3年時の主要アウトカム:39.0% vs.42.0%

 夜間酸素療法群に123例(平均年齢69±8歳、男性65.9%)、プラセボ群には120例(69±9歳、64.2%)が割り付けられた。192例(79.0%)が、試験登録時の2回の夜間パルスオキシメトリー検査で夜間酸素飽和度低下の基準を満たした。

 3年間で53例(夜間酸素療法群27例、プラセボ群26例)が介入を中止し、4年までにさらに3例(2例、1例)が中止した。

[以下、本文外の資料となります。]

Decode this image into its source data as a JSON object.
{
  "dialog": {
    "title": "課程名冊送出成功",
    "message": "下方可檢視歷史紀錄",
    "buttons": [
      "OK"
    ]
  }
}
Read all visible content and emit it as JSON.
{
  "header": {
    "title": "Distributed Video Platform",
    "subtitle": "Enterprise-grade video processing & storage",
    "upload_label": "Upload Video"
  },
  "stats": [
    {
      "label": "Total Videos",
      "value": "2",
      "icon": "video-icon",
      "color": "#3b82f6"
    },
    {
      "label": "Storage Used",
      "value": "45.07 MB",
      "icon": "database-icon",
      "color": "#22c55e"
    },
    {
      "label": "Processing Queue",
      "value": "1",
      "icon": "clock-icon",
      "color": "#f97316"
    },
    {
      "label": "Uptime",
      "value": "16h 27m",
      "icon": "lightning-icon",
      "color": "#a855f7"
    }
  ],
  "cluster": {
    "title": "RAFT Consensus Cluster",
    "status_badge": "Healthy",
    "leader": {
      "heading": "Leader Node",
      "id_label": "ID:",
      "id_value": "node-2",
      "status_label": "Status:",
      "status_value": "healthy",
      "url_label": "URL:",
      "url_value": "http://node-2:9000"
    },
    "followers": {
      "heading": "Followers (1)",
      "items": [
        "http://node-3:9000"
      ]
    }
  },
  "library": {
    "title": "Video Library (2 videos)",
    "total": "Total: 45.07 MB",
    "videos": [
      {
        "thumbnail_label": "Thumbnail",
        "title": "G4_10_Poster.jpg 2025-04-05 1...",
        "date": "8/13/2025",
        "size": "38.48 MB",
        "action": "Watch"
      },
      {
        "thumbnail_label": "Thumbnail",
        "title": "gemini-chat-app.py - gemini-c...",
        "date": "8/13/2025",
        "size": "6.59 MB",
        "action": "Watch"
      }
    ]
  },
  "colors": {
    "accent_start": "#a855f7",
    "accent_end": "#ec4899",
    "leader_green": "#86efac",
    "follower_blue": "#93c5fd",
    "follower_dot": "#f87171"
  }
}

 フォローアップ期間3年の時点で、ITT集団におけるNOTTの長期酸素療法適応基準を満たすか死亡した患者の割合は、夜間酸素療法群が39.0%(48/123例)、プラセボ群は42.0%(50/119例)であった(群間差:-3.0ポイント、95%信頼区間[CI]:-15.1~9.1、p=0.64)。

 また、フォローアップ期間4年の時点でのtime-to-event解析では、NOTTの長期酸素療法適応基準を満たすか死亡した患者の割合は、夜間酸素療法群が47.5%(57/120例)、プラセボ群は54.0%(61/113例)であった(群間差:-6.5ポイント、95%CI:-18.9~5.9、ハザード比[HR]:0.87、95%CI:0.61~1.25、p=0.44)。死亡(HR:0.98、95%CI:0.60~1.63)およびNOTTの長期酸素療法適応基準に適合(0.87、0.57~1.34)のいずれにも両群間に差はなかった。

 COPDの急性増悪や全原因による入院、QOLの経時的な変化にも、両群間に差は認められなかった。また、試験期間中に、介入の直接的な関与による重篤な有害事象の報告はなかった。

 著者は、「データの信頼区間が広いことは、酸素療法の有益性を排除するものではないが、本試験単独および既報の他試験の結果を合わせて検討しても、夜間酸素療法の明確な臨床的有益性は示されていない」としている。